12Dans « L’Expérience beckettienne du visage : une ascèse ? », Yann Mével convainc lorsqu’il écrit « le travail auquel se soumet — et auquel nous soumet — l’œuvre de Samuel Beckett nous semble être fondamentalement celui d’un regard » (p. 135). En se centrant sur le visage, Mével a néanmoins accès à un champ de recherche important : « le visage est un enjeu clé, tout à la fois comme objet, comme lieu problématique de l’affect, comme lieu de rencontre avec autrui et soi‑même » (p. 135) En passant avec agilité d’une dimension à l’autre, Mével fait un portrait de la pensée beckettienne d’une vraie sensibilité. La laideur comique, les larmes, la porosité sont quelques‑uns des points d’accroche de Mével , et sont traitées avec une subtilité difficile à prendre en défaut. S’il y a quelque chose à ajouter ce serait au sujet du crâne, que Mével traite mais sans faire suffisamment de distinction entre le crâne et le visage. Pour voir le crâne, il faut écarter la peau et la chair : en un mot, aller en profondeur. Cette pénétration me semble en ligne avec le projet de creusement auquel se consacre Beckett. On pourrait se reporter ici à la relation de Beckett avec la peinture, art en surface et en profondeur par excellence. L’article de Sjef Houppermans, « Beckett et les frères van Velde : entre peinture et écriture », se penche sur cette question, en étant sensible à ses interstices et ses paradoxes, articulant un art « d’un moment extrême entre vie et mort, insaisissable mais surgissant dans le tableau » (p. 82).

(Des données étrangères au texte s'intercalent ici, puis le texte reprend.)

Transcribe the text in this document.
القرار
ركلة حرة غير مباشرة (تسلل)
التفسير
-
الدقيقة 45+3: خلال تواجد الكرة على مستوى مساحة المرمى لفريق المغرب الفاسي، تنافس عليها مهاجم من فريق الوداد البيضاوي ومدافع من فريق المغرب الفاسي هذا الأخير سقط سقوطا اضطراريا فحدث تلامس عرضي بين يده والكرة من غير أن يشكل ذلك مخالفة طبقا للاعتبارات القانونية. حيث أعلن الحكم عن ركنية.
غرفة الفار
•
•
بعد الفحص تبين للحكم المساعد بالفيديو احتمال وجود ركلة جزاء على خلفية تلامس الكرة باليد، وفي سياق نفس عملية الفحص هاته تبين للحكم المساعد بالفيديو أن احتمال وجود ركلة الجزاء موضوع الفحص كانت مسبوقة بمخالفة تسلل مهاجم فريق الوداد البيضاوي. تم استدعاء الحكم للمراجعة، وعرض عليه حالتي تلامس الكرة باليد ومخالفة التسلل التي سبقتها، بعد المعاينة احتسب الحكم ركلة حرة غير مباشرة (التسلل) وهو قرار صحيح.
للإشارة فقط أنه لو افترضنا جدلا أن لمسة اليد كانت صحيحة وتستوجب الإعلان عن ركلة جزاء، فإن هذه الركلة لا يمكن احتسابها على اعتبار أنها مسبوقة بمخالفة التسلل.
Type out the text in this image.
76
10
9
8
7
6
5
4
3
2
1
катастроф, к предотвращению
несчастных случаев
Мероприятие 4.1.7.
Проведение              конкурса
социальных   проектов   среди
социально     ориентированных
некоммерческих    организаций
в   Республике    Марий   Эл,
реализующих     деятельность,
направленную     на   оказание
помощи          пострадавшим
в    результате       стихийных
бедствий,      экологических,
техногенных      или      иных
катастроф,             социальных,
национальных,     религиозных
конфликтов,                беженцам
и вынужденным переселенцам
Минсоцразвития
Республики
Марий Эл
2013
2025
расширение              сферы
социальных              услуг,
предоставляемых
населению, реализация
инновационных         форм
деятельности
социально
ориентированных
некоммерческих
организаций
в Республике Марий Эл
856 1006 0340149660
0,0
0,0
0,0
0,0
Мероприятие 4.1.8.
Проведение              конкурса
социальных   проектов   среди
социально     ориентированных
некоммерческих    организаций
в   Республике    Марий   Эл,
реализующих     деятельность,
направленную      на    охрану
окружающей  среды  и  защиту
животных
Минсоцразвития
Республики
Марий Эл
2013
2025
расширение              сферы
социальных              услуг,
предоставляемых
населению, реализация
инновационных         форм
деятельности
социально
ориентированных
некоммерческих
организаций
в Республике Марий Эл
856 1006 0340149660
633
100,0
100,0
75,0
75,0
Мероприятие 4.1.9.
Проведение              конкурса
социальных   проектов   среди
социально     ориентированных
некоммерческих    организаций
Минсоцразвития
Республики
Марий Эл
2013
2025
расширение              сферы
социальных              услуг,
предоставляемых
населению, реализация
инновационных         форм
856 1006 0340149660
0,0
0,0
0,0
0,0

13L’article de Karine Germoni (« Play / Comédie de Beckett : la recherche, toujours recommencée, d’une musique idéale ») est quant à lui élégant et lucide, et sa méthode irréprochable : en rappelant, par exemple, la variété d’encres que l’on retrouve dans le manuscrit de Play, Germoni présente une lecture matérielle des « strates d’écriture et de réécriture » qui sont le fruit d’une « musique langagière vertigineuse et audacieuse » (p. 28). Si on peut y rajouter quelque chose, ce serait le souhait d’aller un peu plus en profondeur pour fouiller dans les racines de la relation entre Beckett et sa musique, dans les correspondances, par exemple, ou dans son essai monumental « Dante… Bruno. Vico… Joyce » où Germoni aurait pu retrouver la base de la « volonté de traiter les mots comme matière sonore » (p. 33) : « Here form is content, content is form » y aurait‑elle lu17.

14Ce compte rendu ne peut pas traiter de tous les articles de Samuel Beckett 2 comme ils le méritent. Si je termine sur ceux de Mével et de Germoni, c’est parce qu’ils me semblent représentatifs du travail de leurs collègues dont je n’ai pas parlé. Élégants et incisifs, ces textes précisent notre lecture de Beckett malgré le vaste poids des œuvres critiques qui ont été écrites et réécrites à ce sujet. Je les quitte malgré tout avec le sentiment qu’il faut pénétrer un peu plus, approfondir au‑delà de leurs conclusions. Ne pouvant pas se satisfaire de rester en surface, il faut faire comme Beckett dans son jardin d’Ussy : creuser, toujours creuser.